Flesh
“Who shall give us flesh to eat?”—Numbers 11:4, King James Bible
I wake up hungry.
When I look into the mirror, I see a shriveled
corpse looking back—sunken eyes embedded
in a mass of wrinkles; a skeleton with a shrug
of skin, carelessly flung over bones. Strands of
hair still clinging to my scalp. The dog whines
and runs with tail tucked into his belly. Stumble
out of room, down the hall. My hand, a
tortured claw of sinew and bone,
grapples with the white handle of the fridge.
The meats go first—the cold cuts,
the three day old pot roast, the fetid
baloney that only the dog will eat. Use my
nails to shred them all into swallowable bites.
But then it becomes too slow, the act of shredding a
hindrance, and I stuff bigger and bigger pieces
down my throat, choking them down.
Then the dairy—an entire wheel of brie cheese
with the pale waxy skin, and blocks of butter
waterfall it all down with
orange juice and milk,
and then eat the plastic cartons. The plastic is not
unpleasant going down. In fact, I enjoy the crunch.
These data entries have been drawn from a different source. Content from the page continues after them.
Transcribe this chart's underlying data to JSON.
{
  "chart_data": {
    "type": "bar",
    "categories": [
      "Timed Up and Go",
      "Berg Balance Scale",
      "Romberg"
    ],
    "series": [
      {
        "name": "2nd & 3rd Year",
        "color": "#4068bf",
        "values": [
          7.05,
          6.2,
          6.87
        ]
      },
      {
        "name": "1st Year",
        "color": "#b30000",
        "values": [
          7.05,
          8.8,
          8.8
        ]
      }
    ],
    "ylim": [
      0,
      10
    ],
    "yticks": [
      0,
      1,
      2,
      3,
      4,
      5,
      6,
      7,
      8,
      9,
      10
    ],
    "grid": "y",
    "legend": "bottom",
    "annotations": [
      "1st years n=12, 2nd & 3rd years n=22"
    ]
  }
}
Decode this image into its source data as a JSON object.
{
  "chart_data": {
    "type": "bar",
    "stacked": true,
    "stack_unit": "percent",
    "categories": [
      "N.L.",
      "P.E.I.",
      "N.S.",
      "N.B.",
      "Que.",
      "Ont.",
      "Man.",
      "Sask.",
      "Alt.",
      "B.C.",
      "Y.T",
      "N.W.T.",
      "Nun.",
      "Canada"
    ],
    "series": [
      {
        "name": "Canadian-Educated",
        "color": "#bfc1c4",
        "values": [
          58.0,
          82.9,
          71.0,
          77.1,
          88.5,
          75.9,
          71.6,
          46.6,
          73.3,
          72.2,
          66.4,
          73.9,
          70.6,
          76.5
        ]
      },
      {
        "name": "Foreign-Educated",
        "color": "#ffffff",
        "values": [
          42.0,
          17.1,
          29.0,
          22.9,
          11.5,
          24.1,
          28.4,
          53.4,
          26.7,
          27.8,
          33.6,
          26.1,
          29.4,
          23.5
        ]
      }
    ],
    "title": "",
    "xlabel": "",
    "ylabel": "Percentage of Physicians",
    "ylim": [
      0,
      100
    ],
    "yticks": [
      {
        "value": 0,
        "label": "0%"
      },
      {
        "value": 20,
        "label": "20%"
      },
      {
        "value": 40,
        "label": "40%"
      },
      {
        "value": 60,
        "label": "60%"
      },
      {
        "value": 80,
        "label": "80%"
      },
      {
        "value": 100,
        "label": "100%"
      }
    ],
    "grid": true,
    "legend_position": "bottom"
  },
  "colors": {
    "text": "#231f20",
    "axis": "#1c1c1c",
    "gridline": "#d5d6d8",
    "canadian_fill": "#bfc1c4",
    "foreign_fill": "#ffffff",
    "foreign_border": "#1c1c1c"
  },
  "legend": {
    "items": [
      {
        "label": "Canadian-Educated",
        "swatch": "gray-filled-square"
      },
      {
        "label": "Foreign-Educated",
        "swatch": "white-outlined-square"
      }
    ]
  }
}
Empty. Emptiness in spasms, in waves,
with skin stretched like dead things receding into
earth, this broken frame, and jutting concave ribs,
and
this need,
this need,
this need.
Shaking, I reach for the eggs, swallow them one by one.
I leave the fruits and vegetative shit for last—insubstantial air.
The front door opens, my wife calls out a tentative hello,
perhaps she sees the dog pissing itself by the door,
and I turn, double-fisting a jar of mayo, a jar of pickles,
turn to her voice and say, “I’m in the kitchen.”